To describe a complete PDQ stack program, the Wavesynth format has been defined.

  • program is a sequence of frames.

  • frame is a concatentation of segments. Its index in the program determines its frame number.

  • segment is a sequence is lines. The first line should be triggered to establish synchronization with external hardware.

  • line is a dictionary containing the following fields:

    • duration: Integer duration in spline evolution steps, in units of dac_divider*clock_period.
    • dac_divider == 2**header.shift
    • trigger: Whether to wait for trigger assertion to execute this line.
    • channel_data: Sequence of spline, one for each channel.
  • spline is a dictionary containing as key a single spline to be set: either bias or dds and as its value a dictionary of spline_data. spline has exactly one key.

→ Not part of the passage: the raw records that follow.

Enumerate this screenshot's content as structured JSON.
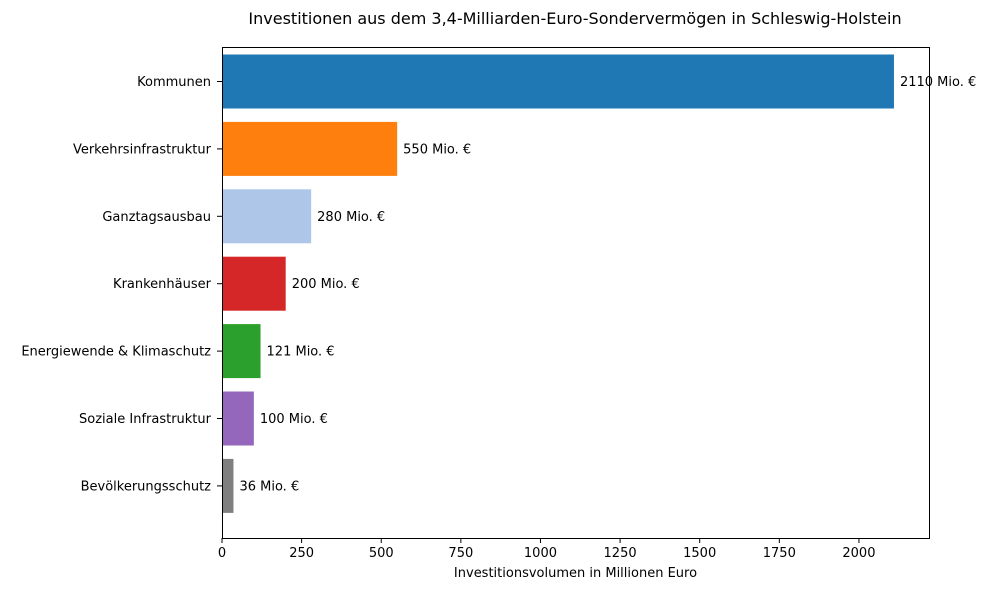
{
  "chart_data": {
    "type": "bar",
    "orientation": "horizontal",
    "title": "Investitionen aus dem 3,4-Milliarden-Euro-Sondervermögen in Schleswig-Holstein",
    "xlabel": "Investitionsvolumen in Millionen Euro",
    "ylabel": "",
    "xlim": [
      0,
      2220
    ],
    "xticks": [
      0,
      250,
      500,
      750,
      1000,
      1250,
      1500,
      1750,
      2000
    ],
    "grid": false,
    "legend": "none",
    "categories": [
      "Kommunen",
      "Verkehrsinfrastruktur",
      "Ganztagsausbau",
      "Krankenhäuser",
      "Energiewende & Klimaschutz",
      "Soziale Infrastruktur",
      "Bevölkerungsschutz"
    ],
    "values": [
      2110,
      550,
      280,
      200,
      121,
      100,
      36
    ],
    "value_labels": [
      "2110 Mio. €",
      "550 Mio. €",
      "280 Mio. €",
      "200 Mio. €",
      "121 Mio. €",
      "100 Mio. €",
      "36 Mio. €"
    ],
    "colors": [
      "#1f77b4",
      "#ff7f0e",
      "#aec7e8",
      "#d62728",
      "#2ca02c",
      "#9467bd",
      "#7f7f7f"
    ]
  }
}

  • spline_data is a dictionary that may contain the following keys:

    • amplitude: The uncompensated polynomial spline amplitude coefficients. Units are Volts and increasing powers of 1/(dac_divider*clock_period) respectively.
    • phase: Phase/Frequency spline coefficients. Only valid if the key for spline_data was dds. Units are [turns, turns/clock_period, turns/clock_period**2/dac_divider].
    • clear: header.clear.
    • silence: header.silence.

Note

  • amplitude and phase spline coefficients can be truncated. Lower order splines are then executed.

Example Wavesynth Program

The following example wavesynth program configures a PDQ stack with a single board, three DAC channels.

It configures a single frame (the first and only) consisting of a single triggered segment with three lines. The total frame duration is 80 cycles. The following waveforms are emitted on the three channels:

  • A quadratic smooth pulse in bias amplitude from 0 to 0.8 V and back to zero.
  • A cubic smooth step from 1 V to 0.5 V, followed by 40 cycles of constant 0.5 V and then another cubic step down to 0 V.
  • A sequence of amplitude shaped pulses with varying phase, frequency, and chirp.
wavesynth_program = [
    [
        {
            "trigger": True,
            "duration": 20,
            "channel_data": [
                {"bias": {"amplitude": [0, 0, 2e-3]}},
                {"bias": {"amplitude": [1, 0, -7.5e-3, 7.5e-4]}},
                {"dds": {
                    "amplitude": [0, 0, 4e-3, 0],
                    "phase": [.25, .025],
                }},
            ],
        },
        {
            "duration": 40,
            "channel_data": [
                {"bias": {"amplitude": [.4, .04, -2e-3]}},
                {"bias": {
                    "amplitude": [.5],
                    "silence": True,
                }},
                {"dds": {
                    "amplitude": [.8, .08, -4e-3, 0],
                    "phase": [.25, .025, .02/40],
                    "clear": True,
                }},
            ],
        },
        {
            "duration": 20,
            "channel_data": [
                {"bias": {"amplitude": [.4, -.04, 2e-3]}},
                {"bias": {"amplitude": [.5, 0, -7.5e-3, 7.5e-4]}},
                {"dds": {
                    "amplitude": [.8, -.08, 4e-3, 0],
                    "phase": [-.25],
                }},
            ],
        },
    ]
]

The following figure compares the output of the three channels as simulated by the artiq.wavesynth.compute_samples.Synthesizer test tool with the output from a full simulation of the PDQ gateware including the host side code, control commands, memory writing, memory parsing, triggering and spline evaluation.

_images/pdq_wavesynth_test.png

PDQ and Synthesizer outputs for wavesynth test program.

The abcissa is the time in clock cycles, the ordinate is the output voltage of the channel.

The plot consists of six curves, three colored ones from the gateware simulation of the board and three black ones from the Synthesizer verification tool. The colored curves should be masked by the black curves up to integer rounding errors.

The source of this unittest is part of ARTIQ at artiq.test.test_pdq.TestPdq.test_run_plot.